Die bisherigen Planungen der DB für die Bahnanlagen am Stuttgarter Flughafen seien vom zuständigen Eisenbahn-Bundesamt allesamt seit Jahren als „nicht genehmigungsfähig“ abgelehnt worden. Die geplante Stilllegung des Kopfbahnhofes nach Fertigstellung von Stuttgart 21 sei aus eisenbahnrechtlicher Sicht überhaupt nicht realistisch, solange andere Bahnunternehmen ein Interesse an der Übernahme der Gleise hätten oder den Kopfbahnhof zum Beispiel mit Dieselzügen anfahren wollten, die im Tunnel verboten seien.

Auch an der Planung für die Schnellfahrstrecke Stuttgart – Ulm ließ der Experte kein gutes Haar. Es sei geradezu absurd, dass man den Engpass Geislinger Steige mit einer Neubaustrecke überwinden wolle, die noch größere Steigungen als die Geislinger Steige aufweise und deren Scheitelpunkt 160 Meter höher als heute liege. Nur ein Zug vom Typ ICE 3 könne bislang solche Steigungen überwinden, und dies auch nur mit einem dramatisch hohen Energieverbrauch. Die Neubaustrecke sei auf Jahrzehnte hinaus unwirtschaftlich und müsse vom Steuerzahler mit Millionenbeträgen subventioniert werden.

Entgegen der DB-Annahmen würde auch nie ein Güterzug die Neubaustrecke befahren, weil die Steigungen zu groß und die Benutzung der Trasse zu teuer wären. Von Stuttgart über Aalen nach Donauwörth und weiter nach München gebe es zudem eine Alternativstrecke, die fast ohne Steigungen verlaufe und für private Bahnbetreiber bei den Trassenkosten viel billiger sei.

An das Heilbronner Publikum stellte er bewusst provokativ die Frage: „Warum sollen die Züge mit Stuttgart 21 eigentlich in 25 Minuten nur nach Ulm fahren und nicht auch in 25 Minuten nach Heilbronn?“ Eine Neubaustrecke müsse immer in ein Gesamtsystem eingebunden sein, da es an allen Knotenpunkten wiederum Anschlüsse zu anderen Zügen gebe. Alle Experten seien sich einig, dass 45 Minuten die ideale Fahrzeit von Stuttgart nach Ulm darstelle. Dann würden im Rahmen des landesweiten Integralen Taktfahrplanes optimale Anschlüsse in alle Richtungen bestehen. Dafür brauche man aber keine milliardenteure Neubaustrecke.

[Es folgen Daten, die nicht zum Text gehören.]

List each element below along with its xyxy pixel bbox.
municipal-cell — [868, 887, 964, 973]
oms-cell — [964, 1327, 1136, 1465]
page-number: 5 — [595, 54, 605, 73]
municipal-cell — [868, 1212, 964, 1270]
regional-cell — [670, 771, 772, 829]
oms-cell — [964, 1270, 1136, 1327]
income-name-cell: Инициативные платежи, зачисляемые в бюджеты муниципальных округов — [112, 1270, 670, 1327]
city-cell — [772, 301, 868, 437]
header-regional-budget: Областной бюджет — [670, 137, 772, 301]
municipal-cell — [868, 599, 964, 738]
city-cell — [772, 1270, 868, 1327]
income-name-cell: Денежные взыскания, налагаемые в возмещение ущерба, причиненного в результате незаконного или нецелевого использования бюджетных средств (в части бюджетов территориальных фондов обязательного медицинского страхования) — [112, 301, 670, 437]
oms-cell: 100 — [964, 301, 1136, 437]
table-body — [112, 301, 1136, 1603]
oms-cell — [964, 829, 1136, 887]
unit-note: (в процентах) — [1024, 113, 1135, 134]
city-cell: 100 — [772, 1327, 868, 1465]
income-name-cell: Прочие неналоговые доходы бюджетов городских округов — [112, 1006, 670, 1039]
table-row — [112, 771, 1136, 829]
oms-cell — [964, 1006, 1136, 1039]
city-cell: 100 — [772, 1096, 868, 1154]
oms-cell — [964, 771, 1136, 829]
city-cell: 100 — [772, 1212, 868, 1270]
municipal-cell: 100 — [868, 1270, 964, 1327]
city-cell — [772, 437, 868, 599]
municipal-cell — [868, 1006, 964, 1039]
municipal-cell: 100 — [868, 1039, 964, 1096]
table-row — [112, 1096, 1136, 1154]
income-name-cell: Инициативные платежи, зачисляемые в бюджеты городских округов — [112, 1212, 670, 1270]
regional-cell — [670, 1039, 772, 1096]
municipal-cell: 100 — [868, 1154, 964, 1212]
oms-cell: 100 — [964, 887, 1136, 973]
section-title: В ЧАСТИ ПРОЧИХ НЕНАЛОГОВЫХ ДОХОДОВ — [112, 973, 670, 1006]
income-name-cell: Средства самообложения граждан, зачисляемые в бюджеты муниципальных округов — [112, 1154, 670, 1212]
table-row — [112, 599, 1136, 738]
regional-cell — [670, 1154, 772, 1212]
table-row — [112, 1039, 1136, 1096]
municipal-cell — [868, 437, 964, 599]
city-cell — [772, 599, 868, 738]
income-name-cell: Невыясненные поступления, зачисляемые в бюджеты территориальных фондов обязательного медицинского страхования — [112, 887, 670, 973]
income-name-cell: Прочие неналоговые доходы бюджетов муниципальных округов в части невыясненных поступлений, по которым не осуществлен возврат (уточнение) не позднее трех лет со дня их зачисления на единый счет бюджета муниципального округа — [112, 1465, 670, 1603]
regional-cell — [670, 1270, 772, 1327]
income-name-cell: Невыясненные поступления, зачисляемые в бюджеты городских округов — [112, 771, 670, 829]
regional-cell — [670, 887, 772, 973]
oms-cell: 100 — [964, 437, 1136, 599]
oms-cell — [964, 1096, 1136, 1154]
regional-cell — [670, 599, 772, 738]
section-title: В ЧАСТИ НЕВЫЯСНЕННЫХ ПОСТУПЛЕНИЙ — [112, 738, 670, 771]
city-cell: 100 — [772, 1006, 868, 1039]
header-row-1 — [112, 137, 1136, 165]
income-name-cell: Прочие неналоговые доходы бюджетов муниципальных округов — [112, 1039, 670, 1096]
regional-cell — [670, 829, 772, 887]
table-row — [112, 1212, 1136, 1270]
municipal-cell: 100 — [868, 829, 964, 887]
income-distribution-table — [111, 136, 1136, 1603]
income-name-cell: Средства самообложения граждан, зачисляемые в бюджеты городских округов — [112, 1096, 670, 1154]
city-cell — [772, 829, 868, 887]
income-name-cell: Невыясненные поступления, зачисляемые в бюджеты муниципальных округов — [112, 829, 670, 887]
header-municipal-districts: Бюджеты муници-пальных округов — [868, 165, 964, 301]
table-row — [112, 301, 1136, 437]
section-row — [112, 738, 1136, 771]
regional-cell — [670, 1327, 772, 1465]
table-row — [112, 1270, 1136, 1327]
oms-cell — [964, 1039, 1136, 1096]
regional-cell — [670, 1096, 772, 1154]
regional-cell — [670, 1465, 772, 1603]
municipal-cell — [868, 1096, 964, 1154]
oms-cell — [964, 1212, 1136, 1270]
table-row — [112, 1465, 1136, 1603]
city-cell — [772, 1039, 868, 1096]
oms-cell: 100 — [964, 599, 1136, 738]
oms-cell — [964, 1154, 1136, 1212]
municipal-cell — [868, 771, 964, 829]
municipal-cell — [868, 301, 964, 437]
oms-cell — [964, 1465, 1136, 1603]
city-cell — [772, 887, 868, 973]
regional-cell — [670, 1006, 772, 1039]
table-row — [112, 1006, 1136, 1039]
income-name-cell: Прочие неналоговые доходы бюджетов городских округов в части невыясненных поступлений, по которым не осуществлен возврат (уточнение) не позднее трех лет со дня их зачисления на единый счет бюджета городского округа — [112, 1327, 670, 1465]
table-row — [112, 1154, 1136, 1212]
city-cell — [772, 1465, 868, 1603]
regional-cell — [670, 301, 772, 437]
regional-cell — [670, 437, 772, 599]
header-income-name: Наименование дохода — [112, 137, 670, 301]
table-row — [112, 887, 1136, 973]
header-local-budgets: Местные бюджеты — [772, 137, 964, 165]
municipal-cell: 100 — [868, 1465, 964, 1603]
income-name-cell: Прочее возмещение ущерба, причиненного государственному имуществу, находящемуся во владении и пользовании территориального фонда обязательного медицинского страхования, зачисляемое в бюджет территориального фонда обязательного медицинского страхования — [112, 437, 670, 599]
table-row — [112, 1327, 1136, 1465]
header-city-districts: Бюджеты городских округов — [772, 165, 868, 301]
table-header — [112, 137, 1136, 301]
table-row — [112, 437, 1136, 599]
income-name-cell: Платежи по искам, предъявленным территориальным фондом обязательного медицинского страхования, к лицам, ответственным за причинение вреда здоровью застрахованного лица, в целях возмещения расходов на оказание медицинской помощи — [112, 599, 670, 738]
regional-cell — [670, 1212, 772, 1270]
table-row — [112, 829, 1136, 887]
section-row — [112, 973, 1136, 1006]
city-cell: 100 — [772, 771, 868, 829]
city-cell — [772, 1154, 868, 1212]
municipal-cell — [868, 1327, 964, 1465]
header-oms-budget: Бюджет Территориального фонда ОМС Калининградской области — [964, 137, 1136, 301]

Was die Zuhörer überraschte: Die wesentlichen Ziele des Großprojektes könnten mit nur einem Viertel der voraussichtlichen Kosten bereits zwischen 2012 und 2020 erreicht werden. Bodack rechnet mit Investitionen von zwei Milliarden Euro. Dazu wären zahlreiche kleinere Ausbau-Maßnahmen notwendig. So sei bereits 1995 der ICE in rund zwei Stunden von Stuttgart nach München gefahren und damit 23 Minuten schneller als heute. Würde die DB die Infrastruktur in Ordnung bringen, könnten diese Fahrzeiten wieder erreicht werden, die Neubaustrecke wäre überflüssig. Mit weiteren Anpassungen der vorhandenen Gleise könne die Gesamtfahrzeit auf eine Stunde 50 Minuten gesenkt werden.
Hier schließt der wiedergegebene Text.